Cartagena de Indias accueillera fin octobre une conférence cruciale de l’UNESCO sur l’éducation aux médias et à l’information (EMI), alors que la Colombie est confrontée à une montée de la désinformation et à des menaces persistantes envers la liberté de la presse.
Organisée les 23 et 24 octobre, cette conférence, intitulée « Minds Over AI – EMI dans les espaces numériques », se penchera sur l’impact de l’intelligence artificielle (IA) sur le paysage informationnel et sur la nécessité d’outiller les citoyens pour qu’ils puissent évaluer l’information de manière critique. Selon le Rapport d’actualité numérique 2025 de l’Institut Reuters, 59 % des Colombiens considèrent la désinformation comme un problème majeur, et 76 % s’informent principalement en ligne. L’événement vise à explorer comment l’EMI peut renforcer la résilience face à la désinformation et aux contenus préjudiciables, tout en favorisant un écosystème numérique ouvert et inclusif.

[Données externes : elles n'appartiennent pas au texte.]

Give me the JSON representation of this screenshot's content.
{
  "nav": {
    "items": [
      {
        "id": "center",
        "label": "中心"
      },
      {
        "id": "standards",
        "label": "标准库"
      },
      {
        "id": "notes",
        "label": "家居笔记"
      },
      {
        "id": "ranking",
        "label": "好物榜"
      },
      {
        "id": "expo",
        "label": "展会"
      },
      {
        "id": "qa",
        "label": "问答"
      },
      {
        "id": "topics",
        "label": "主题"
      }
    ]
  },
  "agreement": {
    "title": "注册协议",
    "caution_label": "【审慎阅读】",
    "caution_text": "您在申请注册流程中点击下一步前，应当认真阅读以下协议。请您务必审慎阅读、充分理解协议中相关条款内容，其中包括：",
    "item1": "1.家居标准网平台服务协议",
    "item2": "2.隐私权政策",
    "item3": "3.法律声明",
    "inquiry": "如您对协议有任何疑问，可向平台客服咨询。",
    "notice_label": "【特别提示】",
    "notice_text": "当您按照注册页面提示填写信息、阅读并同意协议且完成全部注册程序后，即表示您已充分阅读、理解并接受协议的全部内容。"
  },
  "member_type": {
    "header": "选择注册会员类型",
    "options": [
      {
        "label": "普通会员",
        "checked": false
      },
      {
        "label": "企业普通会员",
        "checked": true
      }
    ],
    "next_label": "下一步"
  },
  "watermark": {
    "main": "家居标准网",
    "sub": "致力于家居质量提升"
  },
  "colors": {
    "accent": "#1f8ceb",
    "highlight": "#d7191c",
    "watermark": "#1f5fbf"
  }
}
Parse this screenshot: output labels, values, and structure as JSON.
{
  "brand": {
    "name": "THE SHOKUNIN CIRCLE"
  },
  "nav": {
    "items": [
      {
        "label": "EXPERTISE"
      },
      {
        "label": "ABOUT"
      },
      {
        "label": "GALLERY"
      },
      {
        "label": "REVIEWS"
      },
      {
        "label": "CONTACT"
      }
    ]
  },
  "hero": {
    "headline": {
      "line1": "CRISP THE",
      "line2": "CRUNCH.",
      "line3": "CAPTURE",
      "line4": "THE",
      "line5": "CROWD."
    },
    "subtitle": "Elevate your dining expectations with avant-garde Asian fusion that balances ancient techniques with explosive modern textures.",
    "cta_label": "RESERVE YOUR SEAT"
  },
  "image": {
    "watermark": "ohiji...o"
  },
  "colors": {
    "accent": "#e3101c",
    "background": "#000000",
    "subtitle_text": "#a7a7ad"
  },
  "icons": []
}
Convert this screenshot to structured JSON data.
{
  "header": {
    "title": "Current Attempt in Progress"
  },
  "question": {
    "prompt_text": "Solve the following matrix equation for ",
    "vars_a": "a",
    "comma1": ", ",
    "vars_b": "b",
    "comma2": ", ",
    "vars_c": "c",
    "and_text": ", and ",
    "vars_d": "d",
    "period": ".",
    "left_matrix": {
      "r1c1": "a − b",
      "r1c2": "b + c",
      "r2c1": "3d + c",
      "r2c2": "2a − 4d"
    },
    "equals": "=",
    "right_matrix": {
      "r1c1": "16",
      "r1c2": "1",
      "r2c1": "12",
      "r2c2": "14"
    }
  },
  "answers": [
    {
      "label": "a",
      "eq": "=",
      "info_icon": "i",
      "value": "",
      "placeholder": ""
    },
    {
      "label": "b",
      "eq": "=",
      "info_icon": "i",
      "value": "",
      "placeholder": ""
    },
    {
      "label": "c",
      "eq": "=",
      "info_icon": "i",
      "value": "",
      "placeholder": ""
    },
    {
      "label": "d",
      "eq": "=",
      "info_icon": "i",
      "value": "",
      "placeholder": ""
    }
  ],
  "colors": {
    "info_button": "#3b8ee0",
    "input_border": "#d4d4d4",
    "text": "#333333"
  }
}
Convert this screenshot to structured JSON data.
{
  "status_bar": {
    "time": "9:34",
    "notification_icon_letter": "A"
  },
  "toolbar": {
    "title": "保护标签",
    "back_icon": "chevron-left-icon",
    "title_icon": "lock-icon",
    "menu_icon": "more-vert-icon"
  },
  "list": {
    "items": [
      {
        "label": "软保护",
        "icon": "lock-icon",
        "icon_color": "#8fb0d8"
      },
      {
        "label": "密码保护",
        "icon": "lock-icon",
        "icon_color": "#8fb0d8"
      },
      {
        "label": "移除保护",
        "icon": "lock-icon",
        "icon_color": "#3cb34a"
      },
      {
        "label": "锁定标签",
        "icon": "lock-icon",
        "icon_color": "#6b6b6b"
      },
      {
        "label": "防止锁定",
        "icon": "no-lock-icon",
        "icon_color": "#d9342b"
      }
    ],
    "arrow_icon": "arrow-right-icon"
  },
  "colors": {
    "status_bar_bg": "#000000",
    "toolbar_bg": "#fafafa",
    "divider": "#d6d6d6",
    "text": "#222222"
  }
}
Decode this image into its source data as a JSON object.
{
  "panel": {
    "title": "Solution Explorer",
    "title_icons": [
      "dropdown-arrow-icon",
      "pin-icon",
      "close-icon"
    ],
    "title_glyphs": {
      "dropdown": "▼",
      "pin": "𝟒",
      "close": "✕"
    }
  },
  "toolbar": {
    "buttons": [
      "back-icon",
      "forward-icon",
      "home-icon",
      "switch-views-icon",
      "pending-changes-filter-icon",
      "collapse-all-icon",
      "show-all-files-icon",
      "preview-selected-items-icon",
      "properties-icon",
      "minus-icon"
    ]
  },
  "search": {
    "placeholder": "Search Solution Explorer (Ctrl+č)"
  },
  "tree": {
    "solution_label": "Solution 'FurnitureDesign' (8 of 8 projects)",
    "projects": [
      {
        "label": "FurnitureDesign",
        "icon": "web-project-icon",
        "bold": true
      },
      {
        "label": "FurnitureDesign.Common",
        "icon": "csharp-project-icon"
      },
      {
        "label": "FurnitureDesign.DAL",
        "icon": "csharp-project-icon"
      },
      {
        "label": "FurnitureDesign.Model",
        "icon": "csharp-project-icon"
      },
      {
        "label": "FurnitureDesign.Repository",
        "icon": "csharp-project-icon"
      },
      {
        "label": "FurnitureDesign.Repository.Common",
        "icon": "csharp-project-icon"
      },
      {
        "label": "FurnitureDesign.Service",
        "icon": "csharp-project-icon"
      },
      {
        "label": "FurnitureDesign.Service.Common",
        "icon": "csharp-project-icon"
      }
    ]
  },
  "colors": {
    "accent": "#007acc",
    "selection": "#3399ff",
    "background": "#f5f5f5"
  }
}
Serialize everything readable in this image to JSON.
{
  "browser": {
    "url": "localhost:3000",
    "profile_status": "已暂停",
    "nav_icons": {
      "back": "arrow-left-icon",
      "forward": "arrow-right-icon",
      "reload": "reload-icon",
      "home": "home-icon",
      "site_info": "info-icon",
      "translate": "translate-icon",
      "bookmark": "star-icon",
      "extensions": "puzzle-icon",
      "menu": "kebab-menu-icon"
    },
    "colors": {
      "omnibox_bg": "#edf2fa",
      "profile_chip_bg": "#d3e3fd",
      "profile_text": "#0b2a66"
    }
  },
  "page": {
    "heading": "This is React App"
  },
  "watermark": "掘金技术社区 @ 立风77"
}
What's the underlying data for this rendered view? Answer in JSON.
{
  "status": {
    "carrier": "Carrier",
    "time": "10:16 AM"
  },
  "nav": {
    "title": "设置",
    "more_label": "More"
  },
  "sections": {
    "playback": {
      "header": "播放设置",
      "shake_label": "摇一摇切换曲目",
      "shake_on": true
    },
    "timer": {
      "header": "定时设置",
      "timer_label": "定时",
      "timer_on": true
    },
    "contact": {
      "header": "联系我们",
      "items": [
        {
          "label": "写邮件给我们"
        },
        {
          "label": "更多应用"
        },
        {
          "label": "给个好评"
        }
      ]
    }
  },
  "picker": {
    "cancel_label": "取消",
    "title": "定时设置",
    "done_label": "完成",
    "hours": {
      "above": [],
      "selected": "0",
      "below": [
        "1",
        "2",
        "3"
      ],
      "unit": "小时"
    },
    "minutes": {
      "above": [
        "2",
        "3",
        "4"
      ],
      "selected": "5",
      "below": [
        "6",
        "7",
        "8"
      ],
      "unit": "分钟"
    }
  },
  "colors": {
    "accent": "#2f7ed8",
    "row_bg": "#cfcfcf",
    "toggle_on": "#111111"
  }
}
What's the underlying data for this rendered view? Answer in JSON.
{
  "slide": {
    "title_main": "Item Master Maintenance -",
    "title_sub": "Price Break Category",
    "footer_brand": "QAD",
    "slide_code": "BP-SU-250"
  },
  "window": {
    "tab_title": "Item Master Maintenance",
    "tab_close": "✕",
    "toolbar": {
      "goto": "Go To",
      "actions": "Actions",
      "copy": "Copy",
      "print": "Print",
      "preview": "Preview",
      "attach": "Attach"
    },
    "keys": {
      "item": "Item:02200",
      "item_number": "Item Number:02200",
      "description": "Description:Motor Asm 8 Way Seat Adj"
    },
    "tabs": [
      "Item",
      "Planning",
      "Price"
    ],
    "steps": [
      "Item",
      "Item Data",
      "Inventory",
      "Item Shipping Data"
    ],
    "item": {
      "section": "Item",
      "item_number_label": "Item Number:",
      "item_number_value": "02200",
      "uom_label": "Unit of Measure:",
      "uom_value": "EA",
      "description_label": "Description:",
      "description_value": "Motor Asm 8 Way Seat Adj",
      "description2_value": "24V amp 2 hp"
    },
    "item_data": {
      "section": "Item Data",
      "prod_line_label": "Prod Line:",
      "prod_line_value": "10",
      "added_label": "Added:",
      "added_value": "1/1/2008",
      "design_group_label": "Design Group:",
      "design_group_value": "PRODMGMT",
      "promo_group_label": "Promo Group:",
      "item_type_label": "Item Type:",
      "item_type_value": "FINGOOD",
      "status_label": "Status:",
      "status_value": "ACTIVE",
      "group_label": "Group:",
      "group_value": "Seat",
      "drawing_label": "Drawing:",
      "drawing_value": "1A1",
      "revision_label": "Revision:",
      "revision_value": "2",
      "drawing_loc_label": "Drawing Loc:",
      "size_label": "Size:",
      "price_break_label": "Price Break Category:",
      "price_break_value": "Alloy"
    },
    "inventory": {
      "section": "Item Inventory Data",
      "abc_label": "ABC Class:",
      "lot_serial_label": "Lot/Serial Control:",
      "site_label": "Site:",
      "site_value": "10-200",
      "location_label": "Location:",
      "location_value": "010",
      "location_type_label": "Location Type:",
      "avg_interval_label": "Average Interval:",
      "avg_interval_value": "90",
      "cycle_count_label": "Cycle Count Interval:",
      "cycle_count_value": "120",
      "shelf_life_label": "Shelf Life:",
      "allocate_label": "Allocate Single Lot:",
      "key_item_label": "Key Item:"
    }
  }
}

La conférence s’inscrit dans la continuité des efforts de l’UNESCO en Colombie, qui comprend des programmes de formation à l’EMI pour les jeunes à Cali et des tests d’un programme d’éducation aux médias dans 23 établissements scolaires (primaires, secondaires et supérieurs). Elle abordera également des questions clés telles que le rôle des journalistes dans la promotion de l’EMI, l’élaboration de politiques éclairées en matière d’IA, et la protection de l’inclusion des communautés numériques.
Parallèlement à ces discussions, l’Association colombienne des médias d’information (AMI) a exprimé sa vive inquiétude quant à l’état de la liberté de la presse dans le pays. L’AMI a appelé les citoyens à rejeter toute forme de censure, soulignant la forte concentration de la propriété des médias privés et les préoccupations soulevées par la Commission interaméricaine des droits de l’homme (CIDH) concernant l’indépendance des médias publics.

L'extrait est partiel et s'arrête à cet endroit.